Cerpen Zaki Zarung. (Ilustrasi: hariane.com)
Pagi sampai siang mengajar, sore mengoreksi mengoreksi hasil pekerjaan murid, malam menyiapkan pembelajaran untuk besok pagi. Sering juga ia menulis paper penelitian tindakan kelas (PTK).
Begitu seterusnya, di samping tentu saja kegiatan kampung dan masjid. Waktunya habis di situ.
Tiba-tiba, selepas dari pertemuan dengan pak Nang tempo waktu, Ahmad mulai berfikir untuk membeli mobil.
Tujuannya satu, yaitu untuk meyakinkan bahwa ia bisa mencukupi kebutuhan Fifah jika menjadi istrinya kelak, walaupun dengan tetap menjadi guru. Hatinya kadung terpaut sangat dalam.
Ia tak hendak melepaskan Fifah. Ia ingin berjuang mendapatkan pujaan hatinya.

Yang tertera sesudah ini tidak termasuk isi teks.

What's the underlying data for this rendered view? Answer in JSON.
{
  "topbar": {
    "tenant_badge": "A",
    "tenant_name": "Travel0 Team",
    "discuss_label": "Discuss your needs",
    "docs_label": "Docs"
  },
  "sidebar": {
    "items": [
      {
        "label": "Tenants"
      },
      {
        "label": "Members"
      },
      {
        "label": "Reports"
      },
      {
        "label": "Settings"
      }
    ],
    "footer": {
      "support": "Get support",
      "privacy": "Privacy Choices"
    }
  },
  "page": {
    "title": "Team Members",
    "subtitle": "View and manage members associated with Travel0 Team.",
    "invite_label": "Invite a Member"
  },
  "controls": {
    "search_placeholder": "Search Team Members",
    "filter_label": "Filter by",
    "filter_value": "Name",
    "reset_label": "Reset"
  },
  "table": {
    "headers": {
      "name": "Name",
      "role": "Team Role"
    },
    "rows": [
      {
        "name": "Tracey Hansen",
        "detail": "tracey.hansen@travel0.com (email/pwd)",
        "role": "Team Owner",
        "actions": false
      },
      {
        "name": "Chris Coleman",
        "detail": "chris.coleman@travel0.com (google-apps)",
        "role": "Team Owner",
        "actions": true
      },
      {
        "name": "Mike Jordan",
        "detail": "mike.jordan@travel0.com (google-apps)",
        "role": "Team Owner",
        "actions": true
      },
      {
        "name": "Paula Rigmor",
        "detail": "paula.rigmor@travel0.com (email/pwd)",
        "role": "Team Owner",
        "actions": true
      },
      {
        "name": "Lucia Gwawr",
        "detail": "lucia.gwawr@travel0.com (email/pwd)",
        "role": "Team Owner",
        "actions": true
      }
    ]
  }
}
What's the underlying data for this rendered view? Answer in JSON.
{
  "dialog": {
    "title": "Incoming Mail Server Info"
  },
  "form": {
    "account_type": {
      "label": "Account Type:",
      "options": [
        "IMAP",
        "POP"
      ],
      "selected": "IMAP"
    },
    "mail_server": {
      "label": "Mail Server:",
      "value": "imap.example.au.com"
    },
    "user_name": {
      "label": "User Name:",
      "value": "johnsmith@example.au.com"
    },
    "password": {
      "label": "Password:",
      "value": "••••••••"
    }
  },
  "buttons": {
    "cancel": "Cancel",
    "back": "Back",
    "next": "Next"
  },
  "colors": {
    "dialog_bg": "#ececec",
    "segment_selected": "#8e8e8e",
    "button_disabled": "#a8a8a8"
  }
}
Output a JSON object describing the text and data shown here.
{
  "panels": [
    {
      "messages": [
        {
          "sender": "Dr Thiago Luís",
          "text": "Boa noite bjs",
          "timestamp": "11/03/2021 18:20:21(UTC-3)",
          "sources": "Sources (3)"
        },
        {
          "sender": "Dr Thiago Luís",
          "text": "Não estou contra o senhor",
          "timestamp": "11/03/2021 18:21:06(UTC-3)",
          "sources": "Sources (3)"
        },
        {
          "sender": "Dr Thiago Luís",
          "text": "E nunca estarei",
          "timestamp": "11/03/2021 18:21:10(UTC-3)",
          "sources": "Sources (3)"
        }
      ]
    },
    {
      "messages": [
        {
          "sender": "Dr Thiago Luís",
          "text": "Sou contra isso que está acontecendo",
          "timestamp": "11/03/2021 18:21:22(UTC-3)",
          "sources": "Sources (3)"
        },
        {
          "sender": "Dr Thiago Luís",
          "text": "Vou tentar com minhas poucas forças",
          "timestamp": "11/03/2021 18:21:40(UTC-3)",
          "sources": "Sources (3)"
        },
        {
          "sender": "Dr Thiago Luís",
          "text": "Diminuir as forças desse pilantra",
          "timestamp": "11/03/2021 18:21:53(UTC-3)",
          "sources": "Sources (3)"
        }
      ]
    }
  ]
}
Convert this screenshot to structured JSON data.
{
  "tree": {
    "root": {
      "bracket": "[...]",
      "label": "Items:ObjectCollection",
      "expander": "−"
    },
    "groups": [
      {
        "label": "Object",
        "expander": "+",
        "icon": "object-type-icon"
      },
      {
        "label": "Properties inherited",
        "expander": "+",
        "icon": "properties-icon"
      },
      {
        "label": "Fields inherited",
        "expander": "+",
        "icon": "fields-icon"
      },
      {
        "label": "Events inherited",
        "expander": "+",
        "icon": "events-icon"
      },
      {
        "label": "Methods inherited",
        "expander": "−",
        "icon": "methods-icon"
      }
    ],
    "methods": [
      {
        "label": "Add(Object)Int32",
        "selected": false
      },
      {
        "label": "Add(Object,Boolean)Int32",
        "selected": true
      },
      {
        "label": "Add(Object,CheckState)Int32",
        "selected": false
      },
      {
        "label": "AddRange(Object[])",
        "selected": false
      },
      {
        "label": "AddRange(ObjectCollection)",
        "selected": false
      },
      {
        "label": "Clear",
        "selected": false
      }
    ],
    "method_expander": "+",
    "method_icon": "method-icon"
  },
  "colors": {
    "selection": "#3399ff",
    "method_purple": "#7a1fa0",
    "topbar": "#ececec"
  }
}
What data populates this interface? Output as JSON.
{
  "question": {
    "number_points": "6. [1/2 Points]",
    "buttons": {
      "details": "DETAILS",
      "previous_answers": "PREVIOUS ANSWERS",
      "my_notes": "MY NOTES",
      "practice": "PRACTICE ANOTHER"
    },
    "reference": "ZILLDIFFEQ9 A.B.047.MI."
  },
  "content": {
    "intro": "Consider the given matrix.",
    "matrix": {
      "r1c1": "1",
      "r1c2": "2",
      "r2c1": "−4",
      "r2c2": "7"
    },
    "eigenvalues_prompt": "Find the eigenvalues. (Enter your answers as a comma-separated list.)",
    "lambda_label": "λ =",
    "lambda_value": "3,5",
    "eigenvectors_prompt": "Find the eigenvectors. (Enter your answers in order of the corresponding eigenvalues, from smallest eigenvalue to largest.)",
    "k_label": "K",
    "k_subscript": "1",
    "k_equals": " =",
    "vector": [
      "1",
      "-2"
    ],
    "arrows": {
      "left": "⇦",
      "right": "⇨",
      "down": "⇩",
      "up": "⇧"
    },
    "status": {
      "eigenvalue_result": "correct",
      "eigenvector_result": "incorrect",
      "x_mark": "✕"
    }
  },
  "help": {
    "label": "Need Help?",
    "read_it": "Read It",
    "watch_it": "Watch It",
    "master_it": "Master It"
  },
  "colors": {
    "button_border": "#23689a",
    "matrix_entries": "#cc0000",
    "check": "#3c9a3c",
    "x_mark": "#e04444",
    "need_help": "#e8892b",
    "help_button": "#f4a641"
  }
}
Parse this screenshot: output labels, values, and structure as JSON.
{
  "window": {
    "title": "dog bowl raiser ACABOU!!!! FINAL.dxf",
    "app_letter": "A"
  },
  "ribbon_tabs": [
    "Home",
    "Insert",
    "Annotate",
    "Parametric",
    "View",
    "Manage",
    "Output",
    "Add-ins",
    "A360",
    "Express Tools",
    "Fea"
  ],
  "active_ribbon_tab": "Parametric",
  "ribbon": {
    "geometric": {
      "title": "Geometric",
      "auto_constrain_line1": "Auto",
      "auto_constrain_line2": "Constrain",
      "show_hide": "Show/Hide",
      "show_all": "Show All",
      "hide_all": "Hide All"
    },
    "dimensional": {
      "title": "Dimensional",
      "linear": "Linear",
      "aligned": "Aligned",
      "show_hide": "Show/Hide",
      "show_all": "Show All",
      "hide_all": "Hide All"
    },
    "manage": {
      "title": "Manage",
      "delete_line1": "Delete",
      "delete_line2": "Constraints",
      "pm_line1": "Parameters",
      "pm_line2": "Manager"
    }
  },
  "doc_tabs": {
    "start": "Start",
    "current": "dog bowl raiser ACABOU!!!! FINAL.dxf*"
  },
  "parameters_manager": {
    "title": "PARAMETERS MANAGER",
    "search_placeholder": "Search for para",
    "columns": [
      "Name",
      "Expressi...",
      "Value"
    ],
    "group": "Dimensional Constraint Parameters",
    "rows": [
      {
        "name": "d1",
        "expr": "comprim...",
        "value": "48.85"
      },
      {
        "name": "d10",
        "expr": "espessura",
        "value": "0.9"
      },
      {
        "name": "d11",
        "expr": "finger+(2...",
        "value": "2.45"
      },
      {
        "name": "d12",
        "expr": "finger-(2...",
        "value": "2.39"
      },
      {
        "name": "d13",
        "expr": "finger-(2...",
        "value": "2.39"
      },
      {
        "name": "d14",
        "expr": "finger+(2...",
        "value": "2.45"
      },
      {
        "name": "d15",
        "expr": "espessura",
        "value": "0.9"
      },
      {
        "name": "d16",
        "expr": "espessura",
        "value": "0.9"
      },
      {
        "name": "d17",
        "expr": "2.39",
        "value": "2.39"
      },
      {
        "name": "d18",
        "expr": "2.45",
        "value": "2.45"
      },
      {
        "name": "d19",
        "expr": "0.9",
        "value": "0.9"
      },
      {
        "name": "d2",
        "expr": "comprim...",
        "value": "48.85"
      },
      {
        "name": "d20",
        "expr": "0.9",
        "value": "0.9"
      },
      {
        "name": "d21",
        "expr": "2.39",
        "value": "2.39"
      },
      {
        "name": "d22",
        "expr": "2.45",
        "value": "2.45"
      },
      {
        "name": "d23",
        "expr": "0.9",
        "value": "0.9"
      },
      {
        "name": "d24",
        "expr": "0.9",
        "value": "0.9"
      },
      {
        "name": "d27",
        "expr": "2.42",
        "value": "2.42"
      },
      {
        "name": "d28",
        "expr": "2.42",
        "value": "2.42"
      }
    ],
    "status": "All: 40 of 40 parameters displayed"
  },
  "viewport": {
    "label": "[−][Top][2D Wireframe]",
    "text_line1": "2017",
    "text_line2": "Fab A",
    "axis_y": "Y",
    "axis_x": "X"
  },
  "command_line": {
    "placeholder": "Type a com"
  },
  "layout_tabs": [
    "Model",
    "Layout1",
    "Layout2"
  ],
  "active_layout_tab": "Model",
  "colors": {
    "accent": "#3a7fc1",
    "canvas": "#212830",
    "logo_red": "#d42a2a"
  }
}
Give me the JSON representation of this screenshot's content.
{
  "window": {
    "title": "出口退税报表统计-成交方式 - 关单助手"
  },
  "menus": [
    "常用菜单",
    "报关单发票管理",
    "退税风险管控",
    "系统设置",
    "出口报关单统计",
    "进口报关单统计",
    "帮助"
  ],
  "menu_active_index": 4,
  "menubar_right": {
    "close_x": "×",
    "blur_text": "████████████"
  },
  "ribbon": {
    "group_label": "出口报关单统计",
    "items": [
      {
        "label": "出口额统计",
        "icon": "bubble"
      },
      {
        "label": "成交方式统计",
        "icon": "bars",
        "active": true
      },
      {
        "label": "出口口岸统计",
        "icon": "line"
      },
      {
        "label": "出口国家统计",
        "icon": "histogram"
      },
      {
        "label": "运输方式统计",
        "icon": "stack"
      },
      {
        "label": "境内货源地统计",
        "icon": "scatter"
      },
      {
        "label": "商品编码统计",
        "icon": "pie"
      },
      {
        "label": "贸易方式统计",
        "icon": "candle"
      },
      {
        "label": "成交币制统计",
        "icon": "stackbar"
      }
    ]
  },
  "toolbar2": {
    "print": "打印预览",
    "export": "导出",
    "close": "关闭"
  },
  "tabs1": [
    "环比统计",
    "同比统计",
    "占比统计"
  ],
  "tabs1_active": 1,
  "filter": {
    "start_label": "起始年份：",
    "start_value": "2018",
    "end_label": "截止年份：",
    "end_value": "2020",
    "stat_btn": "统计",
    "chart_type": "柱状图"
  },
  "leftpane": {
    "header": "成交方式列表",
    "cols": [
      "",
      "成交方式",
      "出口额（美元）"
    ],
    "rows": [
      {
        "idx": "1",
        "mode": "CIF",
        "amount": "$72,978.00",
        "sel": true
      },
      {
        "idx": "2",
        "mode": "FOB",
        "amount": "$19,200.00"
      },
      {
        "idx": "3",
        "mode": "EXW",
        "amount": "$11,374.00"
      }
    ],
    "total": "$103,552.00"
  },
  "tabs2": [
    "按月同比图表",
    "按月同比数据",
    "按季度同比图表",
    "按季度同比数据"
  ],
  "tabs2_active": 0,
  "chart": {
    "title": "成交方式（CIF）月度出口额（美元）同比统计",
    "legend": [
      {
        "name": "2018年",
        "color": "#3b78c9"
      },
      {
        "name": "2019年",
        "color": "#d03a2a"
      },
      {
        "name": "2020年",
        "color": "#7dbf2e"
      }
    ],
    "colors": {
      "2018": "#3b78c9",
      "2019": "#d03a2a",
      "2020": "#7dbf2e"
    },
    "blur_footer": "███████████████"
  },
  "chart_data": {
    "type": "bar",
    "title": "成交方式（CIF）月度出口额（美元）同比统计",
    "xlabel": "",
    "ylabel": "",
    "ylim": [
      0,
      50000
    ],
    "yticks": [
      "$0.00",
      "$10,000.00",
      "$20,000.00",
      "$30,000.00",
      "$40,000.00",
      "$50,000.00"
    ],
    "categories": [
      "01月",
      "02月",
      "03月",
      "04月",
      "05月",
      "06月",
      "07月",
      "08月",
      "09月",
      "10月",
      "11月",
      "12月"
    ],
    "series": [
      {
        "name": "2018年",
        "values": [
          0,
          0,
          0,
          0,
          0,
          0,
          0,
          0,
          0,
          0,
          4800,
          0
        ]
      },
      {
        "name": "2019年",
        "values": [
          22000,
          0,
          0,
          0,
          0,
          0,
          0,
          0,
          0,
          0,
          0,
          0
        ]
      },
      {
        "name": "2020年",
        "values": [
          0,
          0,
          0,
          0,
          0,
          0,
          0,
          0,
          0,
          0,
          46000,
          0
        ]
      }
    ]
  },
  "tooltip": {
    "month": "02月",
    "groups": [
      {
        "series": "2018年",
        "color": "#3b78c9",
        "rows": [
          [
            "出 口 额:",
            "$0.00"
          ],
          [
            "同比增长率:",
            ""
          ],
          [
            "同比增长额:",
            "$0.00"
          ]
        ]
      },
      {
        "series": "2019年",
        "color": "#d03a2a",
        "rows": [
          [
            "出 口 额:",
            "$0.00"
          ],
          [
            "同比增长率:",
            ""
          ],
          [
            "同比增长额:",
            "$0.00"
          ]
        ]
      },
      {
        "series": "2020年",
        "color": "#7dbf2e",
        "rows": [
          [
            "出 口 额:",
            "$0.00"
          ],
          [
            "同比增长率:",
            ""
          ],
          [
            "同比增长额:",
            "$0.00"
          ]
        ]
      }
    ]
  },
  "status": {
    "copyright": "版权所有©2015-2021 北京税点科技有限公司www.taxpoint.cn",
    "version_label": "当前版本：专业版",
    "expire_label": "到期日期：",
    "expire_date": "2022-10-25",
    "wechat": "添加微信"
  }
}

Seminggu setelahnya, ia terlihat di pinggir jalan utama kota kecamatan. Ia menjajakan pecel lele khas lamongan. Salah satu keahliannya memasak dan meracik bumbu ia gunakan.
Ia belajar magang di warung Cak Samsul yang lebih dahulu berjualan pecel lele. Dan laris. Sayangnya ia harus melakukannya sendirian.
Belum genap dua bulan ia sudah mulai jengah dengan rutinitasnya. Harusnya sore hari ia mengajar TPA, ia jualan. Harusnya malam hari ia mengoreksi pekerjaan murid, ia jualan. Harusnya malam hari ia menyiapkan inovasi pembelajaran untuk besok pagi, kini ia harus sibuk jualan.
Waktunya habis untuk jualan. Kualitas mengajar menurun. Ia ngantuk dan lelah. Namun ia butuh uang untuk membeli mobil. Dan setelah 9 bulan, genap uang tabungannya terkupul 60jt, ia berhenti berjualan.
***
Ahmad tinggal bersama ibunya yang sudah terlihat sepuh. Meski sepuh, namun wajahnya justru bertambah cerah. Beliau banyak di kamarnya mengaji Quran maupun sholat. Mata dan pendengarannya sudah mulai menurun.